Ebook Business Process Management in the Finance Sector

Submitted by puput on Sat, 08/08/2009 - 04:09

This has to be done against a background of increased complexity. Financial institutions today combine a wide range of product and service offerings, across banking, insurance and asset management. They operate in global and cross border markets. They have increasingly sophisticated and mobile customer bases. Increased regulatory vigilance and new corporate governance rules have the potential to add new layers of complexity and cost. And there continues to be consolidation, merger and acquisition in the sector.

For all these reasons the effective management of complexity and change is a key determinant of future success. Those who automate and streamline their operations most effectively will gain significant advantage.Integration is now more than ever the key to efficiency, enabling lower transaction costs and increased sales volumes. This is true for capital markets, for retail financial services, and for the corporate sector.

An integrated approach to business processes allows products, processes, systems, data and the applications that underpin them to evolve quickly. Whether it’s providing a loan, setting up an insurance policy, or executing an investment instruction, optimising the sale-to-fulfilment process will always win new business, cement customer loyalty, and reduce costs. Lack of integration across lending, payments and trading, on the other hand, simply presents competitors who are more efficient with a huge profit opportunity.

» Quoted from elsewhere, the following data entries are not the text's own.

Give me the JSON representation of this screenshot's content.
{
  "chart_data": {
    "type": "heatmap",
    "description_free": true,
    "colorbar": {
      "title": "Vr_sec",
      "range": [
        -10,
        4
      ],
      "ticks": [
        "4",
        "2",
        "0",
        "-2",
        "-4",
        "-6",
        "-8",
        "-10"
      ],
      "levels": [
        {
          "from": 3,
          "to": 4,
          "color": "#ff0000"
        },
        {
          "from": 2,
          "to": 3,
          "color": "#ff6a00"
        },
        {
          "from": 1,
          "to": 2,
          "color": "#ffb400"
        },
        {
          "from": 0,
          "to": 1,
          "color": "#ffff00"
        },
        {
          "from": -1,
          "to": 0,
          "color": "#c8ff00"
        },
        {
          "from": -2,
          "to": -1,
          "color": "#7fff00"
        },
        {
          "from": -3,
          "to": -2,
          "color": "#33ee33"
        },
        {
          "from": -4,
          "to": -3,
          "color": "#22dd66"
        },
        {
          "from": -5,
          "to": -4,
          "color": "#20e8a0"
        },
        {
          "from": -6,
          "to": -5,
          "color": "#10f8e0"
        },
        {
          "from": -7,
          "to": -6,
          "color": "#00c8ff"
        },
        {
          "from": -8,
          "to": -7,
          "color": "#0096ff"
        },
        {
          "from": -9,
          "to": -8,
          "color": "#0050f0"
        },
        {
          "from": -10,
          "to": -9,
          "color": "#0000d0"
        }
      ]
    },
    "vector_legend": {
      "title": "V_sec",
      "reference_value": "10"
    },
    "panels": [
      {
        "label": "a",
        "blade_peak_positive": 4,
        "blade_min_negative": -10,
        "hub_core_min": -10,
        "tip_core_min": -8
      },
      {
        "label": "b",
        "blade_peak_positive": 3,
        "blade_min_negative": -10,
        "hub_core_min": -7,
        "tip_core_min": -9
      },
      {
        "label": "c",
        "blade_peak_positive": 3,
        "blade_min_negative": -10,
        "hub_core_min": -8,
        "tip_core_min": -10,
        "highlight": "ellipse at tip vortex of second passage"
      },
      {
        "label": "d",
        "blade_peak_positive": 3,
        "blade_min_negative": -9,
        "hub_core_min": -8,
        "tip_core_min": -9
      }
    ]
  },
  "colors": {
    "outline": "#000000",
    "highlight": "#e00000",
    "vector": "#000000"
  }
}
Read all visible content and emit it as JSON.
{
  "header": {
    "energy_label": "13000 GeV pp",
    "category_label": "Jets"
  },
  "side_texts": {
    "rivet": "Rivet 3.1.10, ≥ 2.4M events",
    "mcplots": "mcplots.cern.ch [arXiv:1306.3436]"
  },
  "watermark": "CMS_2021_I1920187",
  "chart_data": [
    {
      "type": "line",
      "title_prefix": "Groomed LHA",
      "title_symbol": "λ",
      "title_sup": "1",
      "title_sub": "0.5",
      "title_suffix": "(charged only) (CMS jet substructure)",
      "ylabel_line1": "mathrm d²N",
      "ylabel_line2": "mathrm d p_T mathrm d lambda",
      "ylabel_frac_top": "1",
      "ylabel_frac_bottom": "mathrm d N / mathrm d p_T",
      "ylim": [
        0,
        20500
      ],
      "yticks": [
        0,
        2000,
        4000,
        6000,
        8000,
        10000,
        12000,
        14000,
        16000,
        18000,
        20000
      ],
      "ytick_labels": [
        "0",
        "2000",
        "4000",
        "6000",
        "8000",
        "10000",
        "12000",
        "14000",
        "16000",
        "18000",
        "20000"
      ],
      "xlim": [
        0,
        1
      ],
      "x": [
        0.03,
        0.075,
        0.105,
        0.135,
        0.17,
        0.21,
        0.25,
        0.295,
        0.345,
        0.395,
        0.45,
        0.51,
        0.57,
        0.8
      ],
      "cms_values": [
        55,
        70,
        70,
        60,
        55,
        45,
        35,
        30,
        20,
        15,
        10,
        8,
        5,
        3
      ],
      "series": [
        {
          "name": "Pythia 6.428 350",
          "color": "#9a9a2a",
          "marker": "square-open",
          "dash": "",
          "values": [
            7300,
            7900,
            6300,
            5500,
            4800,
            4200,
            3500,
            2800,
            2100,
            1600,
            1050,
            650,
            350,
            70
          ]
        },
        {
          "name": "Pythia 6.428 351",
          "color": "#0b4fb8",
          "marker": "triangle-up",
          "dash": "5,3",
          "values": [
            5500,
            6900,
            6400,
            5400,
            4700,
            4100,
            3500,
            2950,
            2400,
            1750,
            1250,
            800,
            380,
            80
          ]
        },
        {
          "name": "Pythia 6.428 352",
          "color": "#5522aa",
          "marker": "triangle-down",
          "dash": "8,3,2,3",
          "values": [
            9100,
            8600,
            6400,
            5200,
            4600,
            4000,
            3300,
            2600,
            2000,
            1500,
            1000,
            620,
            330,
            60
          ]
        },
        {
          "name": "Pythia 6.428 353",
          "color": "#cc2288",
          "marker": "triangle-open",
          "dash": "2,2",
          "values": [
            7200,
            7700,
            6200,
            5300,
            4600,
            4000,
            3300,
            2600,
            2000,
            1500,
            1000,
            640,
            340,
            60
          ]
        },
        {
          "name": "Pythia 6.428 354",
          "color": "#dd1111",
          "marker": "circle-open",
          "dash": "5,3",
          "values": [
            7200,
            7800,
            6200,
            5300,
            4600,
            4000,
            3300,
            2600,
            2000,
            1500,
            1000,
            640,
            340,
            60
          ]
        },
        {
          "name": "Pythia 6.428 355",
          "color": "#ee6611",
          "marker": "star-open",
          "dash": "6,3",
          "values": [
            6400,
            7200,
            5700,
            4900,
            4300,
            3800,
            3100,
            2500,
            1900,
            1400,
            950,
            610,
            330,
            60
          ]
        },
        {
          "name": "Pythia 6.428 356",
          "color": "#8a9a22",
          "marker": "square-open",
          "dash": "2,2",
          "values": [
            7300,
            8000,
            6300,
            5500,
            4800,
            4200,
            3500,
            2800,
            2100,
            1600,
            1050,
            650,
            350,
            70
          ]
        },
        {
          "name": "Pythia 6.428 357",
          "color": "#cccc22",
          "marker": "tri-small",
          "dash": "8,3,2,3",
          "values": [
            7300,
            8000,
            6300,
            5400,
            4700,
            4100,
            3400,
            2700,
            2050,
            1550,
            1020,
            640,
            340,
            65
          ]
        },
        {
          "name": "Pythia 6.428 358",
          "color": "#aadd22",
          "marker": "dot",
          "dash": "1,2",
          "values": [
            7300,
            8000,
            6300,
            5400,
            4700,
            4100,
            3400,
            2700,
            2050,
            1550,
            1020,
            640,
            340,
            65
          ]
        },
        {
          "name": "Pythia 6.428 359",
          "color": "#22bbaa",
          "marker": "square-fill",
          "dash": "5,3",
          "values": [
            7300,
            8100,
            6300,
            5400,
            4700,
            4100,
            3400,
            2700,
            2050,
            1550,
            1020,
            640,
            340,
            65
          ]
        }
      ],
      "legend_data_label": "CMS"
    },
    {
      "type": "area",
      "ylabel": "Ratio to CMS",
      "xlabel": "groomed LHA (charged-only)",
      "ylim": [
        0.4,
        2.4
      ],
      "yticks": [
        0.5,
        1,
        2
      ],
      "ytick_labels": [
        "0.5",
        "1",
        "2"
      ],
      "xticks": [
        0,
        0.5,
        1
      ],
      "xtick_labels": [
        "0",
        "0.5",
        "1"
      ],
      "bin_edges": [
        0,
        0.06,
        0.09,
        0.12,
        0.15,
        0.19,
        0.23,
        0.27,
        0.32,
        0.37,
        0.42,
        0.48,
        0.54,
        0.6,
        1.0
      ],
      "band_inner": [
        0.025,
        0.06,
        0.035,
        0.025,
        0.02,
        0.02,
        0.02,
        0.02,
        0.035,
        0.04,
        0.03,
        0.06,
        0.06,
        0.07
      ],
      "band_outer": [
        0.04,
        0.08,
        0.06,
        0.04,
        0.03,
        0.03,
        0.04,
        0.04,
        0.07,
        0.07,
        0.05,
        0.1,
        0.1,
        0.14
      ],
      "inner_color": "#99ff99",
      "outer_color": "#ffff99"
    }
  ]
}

Integration and process optimisation not only has to extend across the enterprise, but must also embrace third parties who often supply key components of today’s complex, multi-instrument financial products. A mortgage offer for example will typically involve underwriters, insurers, the customer’s bank, credit reference agencies and others, as well as internal approval, accounting, collections, credit control, risk management, commission payment, incentive management, and business intelligence processes. Improve all the connections between all the elements of a transaction and performance automatically improves.

The problem is that established financial organisations still have numerous, disparate, proprietary back office systems which cannot keep pace. These limit the capabilities of even the most advanced front-end systems. The remodeling and implementation of new processes to meet the demands of dynamic change are severely constrained.

There are three objectives to aim for:

  • driving greater efficiency and value from existing systems and processes
  • managing the risks associated with dynamic change
  • achieving greater visibility and flexibility across complex operations In this document we describe an approach to process management which delivers those aims.

We explore an integration layer that leverages the power of the latest business process execution tools, enabling business analysts and application developers to bridge the current process execution gap. We look at how this tool will allow the efficient re-use of existing process components and the applications that support them, to create new, more efficient processes, utilising a free flow of data and collaboration between all internal and external parties to a transaction.

At last financial institutions have a solution that allows them to cater for and anticipate change, allowing far greater operational and marketplace efficiency, while meeting regulatory and governance requirements.